Comparative Example 17 is an example in which the amounts of xanthan gum and succinoglycan are both smaller than the amounts of the crosslinked acrylic acid polymer. In this case, the viscosity was forced to be set by relying on the crosslinked acrylic acid polymer, so that the handwriting became crying and ink dripping occurred. Comparative Example 1
8 is an example in which the amounts of xanthan gum and succinoglycan are both too large with respect to the amount of the crosslinked acrylic acid polymer.

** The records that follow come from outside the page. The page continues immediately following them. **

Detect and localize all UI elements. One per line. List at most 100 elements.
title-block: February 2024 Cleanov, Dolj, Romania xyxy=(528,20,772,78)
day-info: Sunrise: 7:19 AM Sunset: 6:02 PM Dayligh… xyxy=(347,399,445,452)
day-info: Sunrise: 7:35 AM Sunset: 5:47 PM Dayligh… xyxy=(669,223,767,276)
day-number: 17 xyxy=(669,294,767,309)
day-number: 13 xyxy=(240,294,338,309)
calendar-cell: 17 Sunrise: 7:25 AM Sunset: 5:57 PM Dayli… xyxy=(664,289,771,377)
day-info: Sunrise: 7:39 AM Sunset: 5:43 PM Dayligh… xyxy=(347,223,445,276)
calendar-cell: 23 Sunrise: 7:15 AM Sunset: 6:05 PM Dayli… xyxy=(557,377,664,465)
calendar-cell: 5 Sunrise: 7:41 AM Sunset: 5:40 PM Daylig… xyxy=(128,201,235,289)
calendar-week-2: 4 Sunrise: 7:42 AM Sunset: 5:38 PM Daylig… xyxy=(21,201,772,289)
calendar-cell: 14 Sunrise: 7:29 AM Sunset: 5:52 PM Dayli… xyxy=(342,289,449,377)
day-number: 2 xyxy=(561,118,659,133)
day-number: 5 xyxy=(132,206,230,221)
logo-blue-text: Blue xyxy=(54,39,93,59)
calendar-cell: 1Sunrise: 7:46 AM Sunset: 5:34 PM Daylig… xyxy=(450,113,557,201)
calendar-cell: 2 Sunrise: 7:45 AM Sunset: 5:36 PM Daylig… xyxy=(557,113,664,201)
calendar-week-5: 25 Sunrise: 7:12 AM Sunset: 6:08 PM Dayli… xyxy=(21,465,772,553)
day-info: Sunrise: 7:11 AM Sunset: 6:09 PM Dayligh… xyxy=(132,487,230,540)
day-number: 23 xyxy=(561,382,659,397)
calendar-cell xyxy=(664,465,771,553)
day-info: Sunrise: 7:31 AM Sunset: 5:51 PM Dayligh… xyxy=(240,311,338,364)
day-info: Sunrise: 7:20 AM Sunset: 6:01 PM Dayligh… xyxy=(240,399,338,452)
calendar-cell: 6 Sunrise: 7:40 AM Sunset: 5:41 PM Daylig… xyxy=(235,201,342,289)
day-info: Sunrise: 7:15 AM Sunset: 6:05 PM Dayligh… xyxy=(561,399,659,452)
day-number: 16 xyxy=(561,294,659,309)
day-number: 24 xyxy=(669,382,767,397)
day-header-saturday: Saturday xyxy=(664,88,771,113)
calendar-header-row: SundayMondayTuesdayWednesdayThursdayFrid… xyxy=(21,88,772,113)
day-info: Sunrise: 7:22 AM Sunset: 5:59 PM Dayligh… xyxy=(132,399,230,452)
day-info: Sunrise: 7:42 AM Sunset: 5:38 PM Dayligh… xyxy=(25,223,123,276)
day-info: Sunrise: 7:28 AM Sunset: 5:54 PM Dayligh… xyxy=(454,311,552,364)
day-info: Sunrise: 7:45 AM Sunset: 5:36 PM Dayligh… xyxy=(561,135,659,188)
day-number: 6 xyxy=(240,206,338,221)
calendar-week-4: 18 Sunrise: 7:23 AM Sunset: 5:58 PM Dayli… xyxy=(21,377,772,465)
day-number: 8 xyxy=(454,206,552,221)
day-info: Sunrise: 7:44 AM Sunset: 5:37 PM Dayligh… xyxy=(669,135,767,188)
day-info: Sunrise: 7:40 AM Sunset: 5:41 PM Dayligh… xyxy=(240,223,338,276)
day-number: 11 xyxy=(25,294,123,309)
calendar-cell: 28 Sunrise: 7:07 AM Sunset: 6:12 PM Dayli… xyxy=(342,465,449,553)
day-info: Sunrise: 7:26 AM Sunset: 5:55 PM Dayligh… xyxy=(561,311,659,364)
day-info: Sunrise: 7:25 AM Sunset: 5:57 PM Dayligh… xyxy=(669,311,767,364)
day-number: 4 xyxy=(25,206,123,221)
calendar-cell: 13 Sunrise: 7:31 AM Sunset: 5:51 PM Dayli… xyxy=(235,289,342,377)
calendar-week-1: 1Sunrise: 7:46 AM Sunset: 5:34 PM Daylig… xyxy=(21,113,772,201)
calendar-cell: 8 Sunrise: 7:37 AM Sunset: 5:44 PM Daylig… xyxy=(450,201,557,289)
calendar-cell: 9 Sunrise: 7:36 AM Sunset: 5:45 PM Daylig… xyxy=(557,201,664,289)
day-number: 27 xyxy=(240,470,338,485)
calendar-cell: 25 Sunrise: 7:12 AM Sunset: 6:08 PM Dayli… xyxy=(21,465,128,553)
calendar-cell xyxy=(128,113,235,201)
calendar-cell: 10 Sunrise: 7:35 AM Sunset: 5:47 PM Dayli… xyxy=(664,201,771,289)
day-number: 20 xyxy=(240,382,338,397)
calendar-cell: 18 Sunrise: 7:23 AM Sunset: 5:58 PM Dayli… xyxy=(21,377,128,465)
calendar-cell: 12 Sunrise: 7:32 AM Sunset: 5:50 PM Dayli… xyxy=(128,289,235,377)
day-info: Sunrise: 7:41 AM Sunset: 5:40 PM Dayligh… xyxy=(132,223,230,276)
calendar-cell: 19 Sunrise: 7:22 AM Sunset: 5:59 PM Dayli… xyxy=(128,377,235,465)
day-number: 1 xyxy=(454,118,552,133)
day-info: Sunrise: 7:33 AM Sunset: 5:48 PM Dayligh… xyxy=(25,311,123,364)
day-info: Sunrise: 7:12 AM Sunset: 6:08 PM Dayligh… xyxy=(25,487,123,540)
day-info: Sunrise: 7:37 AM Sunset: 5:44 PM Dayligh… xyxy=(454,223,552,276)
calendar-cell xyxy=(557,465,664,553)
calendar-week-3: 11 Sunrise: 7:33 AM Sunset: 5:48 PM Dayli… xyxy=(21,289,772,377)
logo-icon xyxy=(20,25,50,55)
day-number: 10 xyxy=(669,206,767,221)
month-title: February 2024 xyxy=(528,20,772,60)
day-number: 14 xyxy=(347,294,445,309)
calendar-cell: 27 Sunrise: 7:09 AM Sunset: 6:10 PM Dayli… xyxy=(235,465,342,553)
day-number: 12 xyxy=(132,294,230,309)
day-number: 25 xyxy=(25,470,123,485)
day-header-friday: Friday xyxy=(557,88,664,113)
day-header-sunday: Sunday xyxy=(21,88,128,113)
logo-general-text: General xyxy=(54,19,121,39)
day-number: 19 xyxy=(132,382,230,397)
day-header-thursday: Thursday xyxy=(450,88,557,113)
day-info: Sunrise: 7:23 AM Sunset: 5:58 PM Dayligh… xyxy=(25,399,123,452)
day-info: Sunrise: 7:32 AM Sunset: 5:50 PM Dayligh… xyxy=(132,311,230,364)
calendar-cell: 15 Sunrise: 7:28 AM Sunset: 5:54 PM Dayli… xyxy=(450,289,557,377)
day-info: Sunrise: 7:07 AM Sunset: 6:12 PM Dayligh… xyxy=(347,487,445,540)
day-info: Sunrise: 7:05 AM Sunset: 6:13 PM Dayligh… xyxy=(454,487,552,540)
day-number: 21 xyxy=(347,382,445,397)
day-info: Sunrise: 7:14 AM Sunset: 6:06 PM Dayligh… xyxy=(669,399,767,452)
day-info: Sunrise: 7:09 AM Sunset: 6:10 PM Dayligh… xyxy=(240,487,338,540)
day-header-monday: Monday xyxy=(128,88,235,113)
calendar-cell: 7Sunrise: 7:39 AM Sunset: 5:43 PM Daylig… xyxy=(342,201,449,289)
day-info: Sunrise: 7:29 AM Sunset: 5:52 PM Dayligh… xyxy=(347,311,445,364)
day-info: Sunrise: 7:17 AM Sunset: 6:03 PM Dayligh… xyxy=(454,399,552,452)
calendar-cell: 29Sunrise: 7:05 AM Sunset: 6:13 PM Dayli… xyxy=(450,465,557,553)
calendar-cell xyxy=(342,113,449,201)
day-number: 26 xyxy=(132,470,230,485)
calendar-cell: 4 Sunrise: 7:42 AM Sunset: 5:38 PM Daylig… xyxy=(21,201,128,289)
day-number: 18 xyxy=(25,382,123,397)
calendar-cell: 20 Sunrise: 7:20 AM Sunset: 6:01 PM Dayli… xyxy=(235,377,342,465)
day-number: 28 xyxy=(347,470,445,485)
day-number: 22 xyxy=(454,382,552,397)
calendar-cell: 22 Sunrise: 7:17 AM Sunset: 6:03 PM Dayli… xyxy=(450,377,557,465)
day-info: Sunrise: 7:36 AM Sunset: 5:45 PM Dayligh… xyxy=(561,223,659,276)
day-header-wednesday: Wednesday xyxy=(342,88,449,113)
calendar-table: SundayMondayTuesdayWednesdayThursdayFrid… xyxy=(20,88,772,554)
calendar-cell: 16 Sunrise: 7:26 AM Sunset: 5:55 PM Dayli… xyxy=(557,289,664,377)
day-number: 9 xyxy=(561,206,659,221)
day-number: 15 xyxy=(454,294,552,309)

In this case, it goes without saying that the ink dripping performance is improved, but the ink followability is lacking,
Drying resistance significantly decreases due to drying at the pen tip.

[0029]

The ink of the present invention has excellent dry-up resistance and prevents dripping of ink from a pen tip, and does not cause crying or blurring in handwriting.

Claims (7)

[Claims] 1. A shear-thinning agent obtained by mixing 50 to 100 parts by weight of xanthan gum and 10 to 75 parts by weight of succinoglucan with respect to 100 parts by weight of a crosslinked acrylic acid polymer. 2 to 10% by weight of a dye, 15 to 30% by weight of a moisturizing moisturizer, 3 to 10% by weight of urea, 1 to 7.5% by weight of sorbit, and the balance being water. 2. A direct-fill ink for use in an aqueous ball-point pen according to claim 1, further comprising 0.2 to 1.5% by weight of a rust preventive lubricant. 3. The direct-filling ink for use in an aqueous ballpoint pen according to claim 1, further comprising 1.0 to 6.0% by weight of a pH adjuster. 4. A direct-fill ink for use in an aqueous ball-point pen according to claim 1, further comprising 0.1 to 1.0% by weight of a bactericidal agent. 5. The aqueous ballpoint pen according to claim 1, wherein the moisturizing wetting agent is at least one selected from dihydric alcohols, trihydric alcohols, and derivatives of these alcohols. Direct filling ink to use. 6. A rust preventive lubricant selected from phosphate ester surfactants, benzotriazoles and fatty acid esters.
Or the direct filling ink used for the water-based ball-point pen of Claim 2 which is 2 or more. 7. The direct-fill ink for use in an aqueous ball-point pen according to claim 3, wherein the pH adjuster is triethanolamine.